Source: IE
Subject: Science and Technology – developments and their applications
Context: As the proliferation of Artificial Intelligence outpaces traditional regulation, there is an urgent call for participatory governance to ensure AI aligns with public values rather than just private interests.
About Democratising AI Governance: Giving Society a Voice
What it is?
- Democratising AI governance refers to an inclusive regulatory framework that shifts power from a state-centric or private-sector monopoly to a multi-stakeholder model. The goal is to pierce the social black box—the upstream human choices about data and automation—to ensure AI systems are transparent, culturally sensitive, and democratically accountable.
Data & Statistics: The AI Landscape:
- Rapid Adoption: India’s AI market is projected to grow at a CAGR of 25-35%, significantly outpacing the development of statutory legal frameworks.
- The Skills Gap: Over 70% of the public feels they lack the technical literacy to understand how AI decisions (like loan approvals or job screening) are made.
- Risk Bearing: While private firms hold nearly 90% of AI technical IP, the public bears 100% of the socio-economic risks related to labour displacement and bias.
- Bias Incidence: Recent studies show that non-participatory AI models can have up to 30% higher error rates when processing regional Indian dialects compared to standard English.
AI’s Growing Societal Impact:
- Labor Markets: AI is automating routine tasks, threatening entry-level roles in the IT and BPO sectors.
Example: Indian IT giants have begun freezing certain junior-level recruitments as AI tools now handle basic coding and documentation tasks.
- Healthcare Access: Predictive AI is being used for diagnostics, but can prioritize certain demographics based on biased historical data.
Example: AI health-tech pilots in rural India sometimes struggle with accuracy due to lack of diverse genomic and lifestyle data from those regions.
- Finance & Credit: Automated credit scoring can unintentionally exclude marginalized communities who lack a traditional digital footprint.
Example: Fintech startups using alternate data for loans have faced scrutiny for potentially high interest rates targeting the unbanked.
- Democratic Processes: Generative AI and deepfakes can manipulate public opinion and erode trust in information.
Example: The 2024 and subsequent local elections saw a surge in synthetic media where AI-generated voices of leaders were used for campaigning.
Need for Participatory Governance:
- Detecting Emerging Harms: Diverse communities can spot biases that developers—often from urban, elite backgrounds—might overlook.
Example: Local activists in India were the first to flag that facial recognition systems often fail to distinguish between different tribal features.
- Experiential Knowledge: Governance needs the on-ground context of users to understand how a tool functions in real-world conditions.
Example: Farmers using AI-driven crop advisory apps provide vital feedback on local soil variations that global datasets lack.
- Piercing the Social Black Box: Public oversight ensures that the choice of what to automate is made ethically, not just profitably.
Example: Public debate in India has slowed the deployment of AI in judicial sentencing, prioritizing human empathy over algorithmic speed.
- Building Public Trust: Transparency in how models are trained and audited reduces AI anxiety and fosters adoption.
Example: The Bhashini project’s open-source approach has gained more trust by involving citizens in contributing local language data.
Challenges Associated:
- Technical Asymmetry: The vast knowledge gap between developers and the general public makes meaningful participation difficult.
Example: During public consultations on the Digital Personal Data Protection Act, many citizens struggled to grasp the technicalities of automated processing.

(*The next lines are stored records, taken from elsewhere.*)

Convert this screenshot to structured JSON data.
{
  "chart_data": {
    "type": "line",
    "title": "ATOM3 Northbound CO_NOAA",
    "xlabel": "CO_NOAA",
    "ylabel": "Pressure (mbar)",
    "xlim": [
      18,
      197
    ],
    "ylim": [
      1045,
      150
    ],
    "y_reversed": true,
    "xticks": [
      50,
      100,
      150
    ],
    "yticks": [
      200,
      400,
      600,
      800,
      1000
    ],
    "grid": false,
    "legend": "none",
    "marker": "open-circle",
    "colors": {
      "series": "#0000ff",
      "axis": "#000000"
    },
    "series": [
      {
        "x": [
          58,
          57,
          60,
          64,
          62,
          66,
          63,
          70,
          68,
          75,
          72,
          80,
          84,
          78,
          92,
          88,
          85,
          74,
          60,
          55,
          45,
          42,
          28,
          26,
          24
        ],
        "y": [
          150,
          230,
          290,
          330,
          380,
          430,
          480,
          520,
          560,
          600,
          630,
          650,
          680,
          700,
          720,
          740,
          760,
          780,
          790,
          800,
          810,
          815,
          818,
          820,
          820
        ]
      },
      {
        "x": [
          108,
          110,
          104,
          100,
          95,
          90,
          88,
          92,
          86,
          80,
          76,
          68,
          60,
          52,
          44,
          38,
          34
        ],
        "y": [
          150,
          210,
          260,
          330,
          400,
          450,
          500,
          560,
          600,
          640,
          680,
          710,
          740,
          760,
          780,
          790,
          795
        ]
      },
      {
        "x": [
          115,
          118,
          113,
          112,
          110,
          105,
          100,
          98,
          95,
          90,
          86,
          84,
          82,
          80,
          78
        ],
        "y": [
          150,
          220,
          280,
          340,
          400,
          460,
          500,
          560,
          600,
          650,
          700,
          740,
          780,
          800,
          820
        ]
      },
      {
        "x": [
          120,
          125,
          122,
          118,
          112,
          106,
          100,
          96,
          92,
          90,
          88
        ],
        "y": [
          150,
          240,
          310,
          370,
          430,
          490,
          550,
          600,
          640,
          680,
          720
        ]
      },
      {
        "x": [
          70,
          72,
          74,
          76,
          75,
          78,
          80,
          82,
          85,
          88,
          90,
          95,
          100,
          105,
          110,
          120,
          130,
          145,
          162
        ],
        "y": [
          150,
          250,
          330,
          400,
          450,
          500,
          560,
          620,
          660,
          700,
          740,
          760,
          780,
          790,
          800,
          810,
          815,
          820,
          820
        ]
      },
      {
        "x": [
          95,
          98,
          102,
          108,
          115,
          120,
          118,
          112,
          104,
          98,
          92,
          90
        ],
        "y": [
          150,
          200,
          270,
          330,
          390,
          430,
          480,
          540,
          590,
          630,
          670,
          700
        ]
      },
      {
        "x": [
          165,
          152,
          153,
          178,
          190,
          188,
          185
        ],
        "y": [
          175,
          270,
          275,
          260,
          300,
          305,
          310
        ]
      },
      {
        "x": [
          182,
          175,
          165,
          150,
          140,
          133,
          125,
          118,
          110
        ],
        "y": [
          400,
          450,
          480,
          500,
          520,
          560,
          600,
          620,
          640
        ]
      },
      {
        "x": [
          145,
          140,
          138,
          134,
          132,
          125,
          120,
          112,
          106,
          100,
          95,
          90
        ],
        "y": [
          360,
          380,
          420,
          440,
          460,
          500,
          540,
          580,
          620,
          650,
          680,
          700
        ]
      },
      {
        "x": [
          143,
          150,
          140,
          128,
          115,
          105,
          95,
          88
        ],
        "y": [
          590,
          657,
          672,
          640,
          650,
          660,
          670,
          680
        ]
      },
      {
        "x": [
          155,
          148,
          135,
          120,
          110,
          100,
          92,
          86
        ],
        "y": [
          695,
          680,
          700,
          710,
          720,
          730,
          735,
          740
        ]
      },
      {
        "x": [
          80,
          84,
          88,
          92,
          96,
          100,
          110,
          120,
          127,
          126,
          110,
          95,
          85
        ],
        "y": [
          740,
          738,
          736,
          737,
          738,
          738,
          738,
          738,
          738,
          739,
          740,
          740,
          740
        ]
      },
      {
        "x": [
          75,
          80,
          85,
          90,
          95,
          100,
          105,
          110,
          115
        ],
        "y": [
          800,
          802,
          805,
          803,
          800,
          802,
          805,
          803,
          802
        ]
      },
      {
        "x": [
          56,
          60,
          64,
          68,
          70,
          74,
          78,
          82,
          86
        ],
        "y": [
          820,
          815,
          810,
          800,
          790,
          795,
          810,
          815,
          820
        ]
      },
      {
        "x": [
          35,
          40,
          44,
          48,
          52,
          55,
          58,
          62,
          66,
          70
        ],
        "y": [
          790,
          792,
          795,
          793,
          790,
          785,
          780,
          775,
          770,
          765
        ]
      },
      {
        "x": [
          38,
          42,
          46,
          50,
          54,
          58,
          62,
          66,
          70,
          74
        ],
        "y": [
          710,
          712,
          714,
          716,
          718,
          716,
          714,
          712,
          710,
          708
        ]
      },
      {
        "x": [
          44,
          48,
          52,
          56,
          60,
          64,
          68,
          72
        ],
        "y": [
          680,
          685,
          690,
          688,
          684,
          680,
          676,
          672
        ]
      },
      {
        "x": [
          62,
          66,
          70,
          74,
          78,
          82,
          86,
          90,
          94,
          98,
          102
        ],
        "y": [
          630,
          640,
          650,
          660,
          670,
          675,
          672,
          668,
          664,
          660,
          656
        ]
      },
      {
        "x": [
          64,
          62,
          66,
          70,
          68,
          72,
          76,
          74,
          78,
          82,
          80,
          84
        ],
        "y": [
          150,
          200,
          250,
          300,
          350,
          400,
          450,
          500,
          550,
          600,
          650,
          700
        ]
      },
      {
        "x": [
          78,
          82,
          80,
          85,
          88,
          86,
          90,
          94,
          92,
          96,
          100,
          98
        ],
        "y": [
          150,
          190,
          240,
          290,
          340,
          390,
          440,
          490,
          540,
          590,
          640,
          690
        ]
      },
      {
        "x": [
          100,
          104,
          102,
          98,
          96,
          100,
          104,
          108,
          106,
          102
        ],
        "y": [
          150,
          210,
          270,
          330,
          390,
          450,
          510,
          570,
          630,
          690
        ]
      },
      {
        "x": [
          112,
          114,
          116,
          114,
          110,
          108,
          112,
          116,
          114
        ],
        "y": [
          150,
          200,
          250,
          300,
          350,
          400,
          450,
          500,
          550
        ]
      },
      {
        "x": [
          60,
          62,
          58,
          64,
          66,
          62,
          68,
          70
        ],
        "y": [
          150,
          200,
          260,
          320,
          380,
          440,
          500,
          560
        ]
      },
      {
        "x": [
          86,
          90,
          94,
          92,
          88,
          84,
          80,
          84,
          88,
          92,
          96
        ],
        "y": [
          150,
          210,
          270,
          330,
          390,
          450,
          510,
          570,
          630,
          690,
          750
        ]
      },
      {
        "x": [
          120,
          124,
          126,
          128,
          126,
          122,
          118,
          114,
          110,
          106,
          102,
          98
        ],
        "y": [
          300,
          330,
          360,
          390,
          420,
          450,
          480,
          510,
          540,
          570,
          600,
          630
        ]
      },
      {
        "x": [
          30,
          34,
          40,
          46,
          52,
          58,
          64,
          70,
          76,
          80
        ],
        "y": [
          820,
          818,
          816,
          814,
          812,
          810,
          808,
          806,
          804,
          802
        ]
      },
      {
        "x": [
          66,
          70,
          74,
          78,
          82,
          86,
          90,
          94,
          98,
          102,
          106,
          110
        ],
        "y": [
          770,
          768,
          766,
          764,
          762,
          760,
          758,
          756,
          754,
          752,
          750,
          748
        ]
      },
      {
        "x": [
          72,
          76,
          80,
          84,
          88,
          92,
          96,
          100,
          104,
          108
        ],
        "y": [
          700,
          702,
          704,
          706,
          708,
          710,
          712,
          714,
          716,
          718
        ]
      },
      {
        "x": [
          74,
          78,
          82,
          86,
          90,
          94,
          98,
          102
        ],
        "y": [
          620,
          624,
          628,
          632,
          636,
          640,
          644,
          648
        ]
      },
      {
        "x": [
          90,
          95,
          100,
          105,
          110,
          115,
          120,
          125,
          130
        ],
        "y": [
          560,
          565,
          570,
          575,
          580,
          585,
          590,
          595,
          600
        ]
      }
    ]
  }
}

- Fragmented Ecosystems: Regulation is often siloed within specific ministries, preventing a unified participatory standard.
Example: AI in healthcare is governed by the Health Ministry, while AI in finance falls under RBI, leading to inconsistent user-protection rules.
- Corporate Secrecy: Private firms often cite proprietary secrets to avoid the transparency required for public audits.
Example: Major social media platforms have resisted sharing their recommendation algorithms with Indian researchers, citing trade secret protections.
- Infrastructure Barriers: Meaningful participation requires digital platforms for reporting and open datasets that currently don’t exist for all.
Example: Rural Indians often lack the high-speed internet required to access and use AI transparency dashboards or reporting portals.
Way Ahead:
- Institutionalized Audits: Mandate Community-led AI Audits where civil society groups stress-test systems before and after deployment.
- Targeted Literacy Programs: Launch national campaigns to move beyond basic digital literacy to AI Literacy, enabling citizens to identify and report bias.
- Open Data Infrastructure: Create secure, accessible Data Commons that allow independent researchers to verify the datasets used by big tech.
- Intersectional Coordination: Establish a cross-sectoral AI Regulatory Body that includes representatives from labor unions, academia, and linguistic minorities.
Conclusion:
To prevent AI from becoming a tool that deepens inequality, governance must move from the boardroom to the public square. By adopting a participatory approach, India can ensure that its technological future is built on democratic oversight rather than opaque algorithms. Ultimately, the goal is to redistribute power equitably, ensuring AI serves the common good and earns the trust of the society it impacts.